Some believe that lifting weights in a slow and controlled manner gets you better results than with regular weightlifting. Is it true? Get-Fit Guy gets to the bottom of these claims.

By
Ben Greenfield
March 26, 2012
Episode #085

Page 1 of 3

Have you ever heard of “super slow training”? In most cases, the pitch for this style of exercise goes something like this: By lifting weights in a very slow and controlled fashion you can burn more fat, burn more calories, get injured less, and get stronger faster.

But are these claims true? In this article, you’ll find out if super slow training works, and if lifting weights slowly gets you better results than other types of workouts.

What Is Super Slow Training?

Super slow training was originally used by bodybuilders way back in the 1940s. At that time, it was referred to as “muscle contraction with measured movement,” and involved a 10-second lifting period followed by a 10-second lowering period.
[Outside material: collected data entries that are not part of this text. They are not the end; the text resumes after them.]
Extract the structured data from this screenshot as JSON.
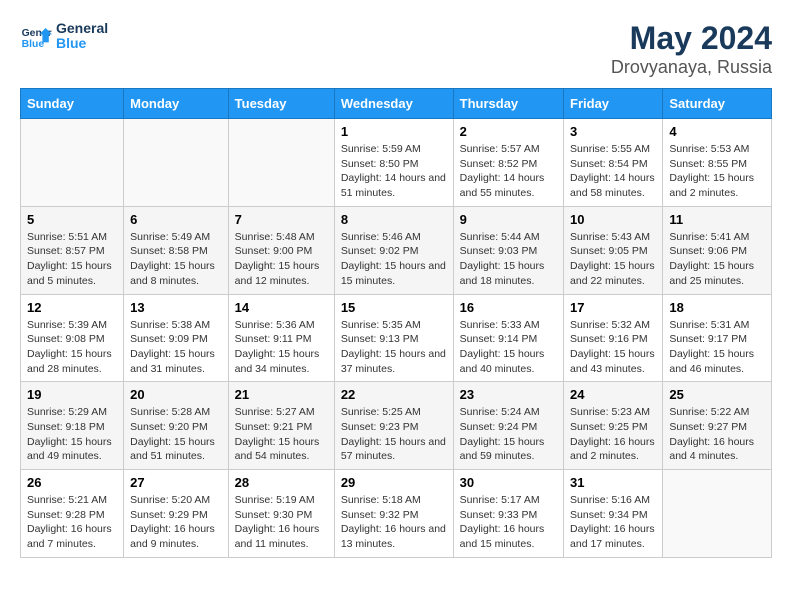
{
  "logo": {
    "text_general": "General",
    "text_blue": "Blue"
  },
  "title": "May 2024",
  "subtitle": "Drovyanaya, Russia",
  "days_of_week": [
    "Sunday",
    "Monday",
    "Tuesday",
    "Wednesday",
    "Thursday",
    "Friday",
    "Saturday"
  ],
  "weeks": [
    [
      {
        "day": "",
        "sunrise": "",
        "sunset": "",
        "daylight": ""
      },
      {
        "day": "",
        "sunrise": "",
        "sunset": "",
        "daylight": ""
      },
      {
        "day": "",
        "sunrise": "",
        "sunset": "",
        "daylight": ""
      },
      {
        "day": "1",
        "sunrise": "Sunrise: 5:59 AM",
        "sunset": "Sunset: 8:50 PM",
        "daylight": "Daylight: 14 hours and 51 minutes."
      },
      {
        "day": "2",
        "sunrise": "Sunrise: 5:57 AM",
        "sunset": "Sunset: 8:52 PM",
        "daylight": "Daylight: 14 hours and 55 minutes."
      },
      {
        "day": "3",
        "sunrise": "Sunrise: 5:55 AM",
        "sunset": "Sunset: 8:54 PM",
        "daylight": "Daylight: 14 hours and 58 minutes."
      },
      {
        "day": "4",
        "sunrise": "Sunrise: 5:53 AM",
        "sunset": "Sunset: 8:55 PM",
        "daylight": "Daylight: 15 hours and 2 minutes."
      }
    ],
    [
      {
        "day": "5",
        "sunrise": "Sunrise: 5:51 AM",
        "sunset": "Sunset: 8:57 PM",
        "daylight": "Daylight: 15 hours and 5 minutes."
      },
      {
        "day": "6",
        "sunrise": "Sunrise: 5:49 AM",
        "sunset": "Sunset: 8:58 PM",
        "daylight": "Daylight: 15 hours and 8 minutes."
      },
      {
        "day": "7",
        "sunrise": "Sunrise: 5:48 AM",
        "sunset": "Sunset: 9:00 PM",
        "daylight": "Daylight: 15 hours and 12 minutes."
      },
      {
        "day": "8",
        "sunrise": "Sunrise: 5:46 AM",
        "sunset": "Sunset: 9:02 PM",
        "daylight": "Daylight: 15 hours and 15 minutes."
      },
      {
        "day": "9",
        "sunrise": "Sunrise: 5:44 AM",
        "sunset": "Sunset: 9:03 PM",
        "daylight": "Daylight: 15 hours and 18 minutes."
      },
      {
        "day": "10",
        "sunrise": "Sunrise: 5:43 AM",
        "sunset": "Sunset: 9:05 PM",
        "daylight": "Daylight: 15 hours and 22 minutes."
      },
      {
        "day": "11",
        "sunrise": "Sunrise: 5:41 AM",
        "sunset": "Sunset: 9:06 PM",
        "daylight": "Daylight: 15 hours and 25 minutes."
      }
    ],
    [
      {
        "day": "12",
        "sunrise": "Sunrise: 5:39 AM",
        "sunset": "Sunset: 9:08 PM",
        "daylight": "Daylight: 15 hours and 28 minutes."
      },
      {
        "day": "13",
        "sunrise": "Sunrise: 5:38 AM",
        "sunset": "Sunset: 9:09 PM",
        "daylight": "Daylight: 15 hours and 31 minutes."
      },
      {
        "day": "14",
        "sunrise": "Sunrise: 5:36 AM",
        "sunset": "Sunset: 9:11 PM",
        "daylight": "Daylight: 15 hours and 34 minutes."
      },
      {
        "day": "15",
        "sunrise": "Sunrise: 5:35 AM",
        "sunset": "Sunset: 9:13 PM",
        "daylight": "Daylight: 15 hours and 37 minutes."
      },
      {
        "day": "16",
        "sunrise": "Sunrise: 5:33 AM",
        "sunset": "Sunset: 9:14 PM",
        "daylight": "Daylight: 15 hours and 40 minutes."
      },
      {
        "day": "17",
        "sunrise": "Sunrise: 5:32 AM",
        "sunset": "Sunset: 9:16 PM",
        "daylight": "Daylight: 15 hours and 43 minutes."
      },
      {
        "day": "18",
        "sunrise": "Sunrise: 5:31 AM",
        "sunset": "Sunset: 9:17 PM",
        "daylight": "Daylight: 15 hours and 46 minutes."
      }
    ],
    [
      {
        "day": "19",
        "sunrise": "Sunrise: 5:29 AM",
        "sunset": "Sunset: 9:18 PM",
        "daylight": "Daylight: 15 hours and 49 minutes."
      },
      {
        "day": "20",
        "sunrise": "Sunrise: 5:28 AM",
        "sunset": "Sunset: 9:20 PM",
        "daylight": "Daylight: 15 hours and 51 minutes."
      },
      {
        "day": "21",
        "sunrise": "Sunrise: 5:27 AM",
        "sunset": "Sunset: 9:21 PM",
        "daylight": "Daylight: 15 hours and 54 minutes."
      },
      {
        "day": "22",
        "sunrise": "Sunrise: 5:25 AM",
        "sunset": "Sunset: 9:23 PM",
        "daylight": "Daylight: 15 hours and 57 minutes."
      },
      {
        "day": "23",
        "sunrise": "Sunrise: 5:24 AM",
        "sunset": "Sunset: 9:24 PM",
        "daylight": "Daylight: 15 hours and 59 minutes."
      },
      {
        "day": "24",
        "sunrise": "Sunrise: 5:23 AM",
        "sunset": "Sunset: 9:25 PM",
        "daylight": "Daylight: 16 hours and 2 minutes."
      },
      {
        "day": "25",
        "sunrise": "Sunrise: 5:22 AM",
        "sunset": "Sunset: 9:27 PM",
        "daylight": "Daylight: 16 hours and 4 minutes."
      }
    ],
    [
      {
        "day": "26",
        "sunrise": "Sunrise: 5:21 AM",
        "sunset": "Sunset: 9:28 PM",
        "daylight": "Daylight: 16 hours and 7 minutes."
      },
      {
        "day": "27",
        "sunrise": "Sunrise: 5:20 AM",
        "sunset": "Sunset: 9:29 PM",
        "daylight": "Daylight: 16 hours and 9 minutes."
      },
      {
        "day": "28",
        "sunrise": "Sunrise: 5:19 AM",
        "sunset": "Sunset: 9:30 PM",
        "daylight": "Daylight: 16 hours and 11 minutes."
      },
      {
        "day": "29",
        "sunrise": "Sunrise: 5:18 AM",
        "sunset": "Sunset: 9:32 PM",
        "daylight": "Daylight: 16 hours and 13 minutes."
      },
      {
        "day": "30",
        "sunrise": "Sunrise: 5:17 AM",
        "sunset": "Sunset: 9:33 PM",
        "daylight": "Daylight: 16 hours and 15 minutes."
      },
      {
        "day": "31",
        "sunrise": "Sunrise: 5:16 AM",
        "sunset": "Sunset: 9:34 PM",
        "daylight": "Daylight: 16 hours and 17 minutes."
      },
      {
        "day": "",
        "sunrise": "",
        "sunset": "",
        "daylight": ""
      }
    ]
  ]
}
For anybody who has ever tried to do a dumbbell curl, a squat, or a push-up for that long a time period, you know that this can require superhuman amounts of patience – not to mention a lot of time.

In comparison, in a traditional weight training routine you’ll typically take about 1-2 seconds to lift a weight, and slightly longer than that to lower the weight.

But the uniqueness of super slow workouts doesn’t stop there. Rather than doing multiple sets for each body part, super slow training typically involves just one long set for each exercise, and each set is performed until your muscles are completely fatigued.

Does Super Slow Training Work?

The idea behind super slow training is that by decreasing the speed of movement, you can create more tension in your muscles. Theoretically, the more fatigued muscle will respond by growing, thus making you stronger and potentially boosting your metabolism.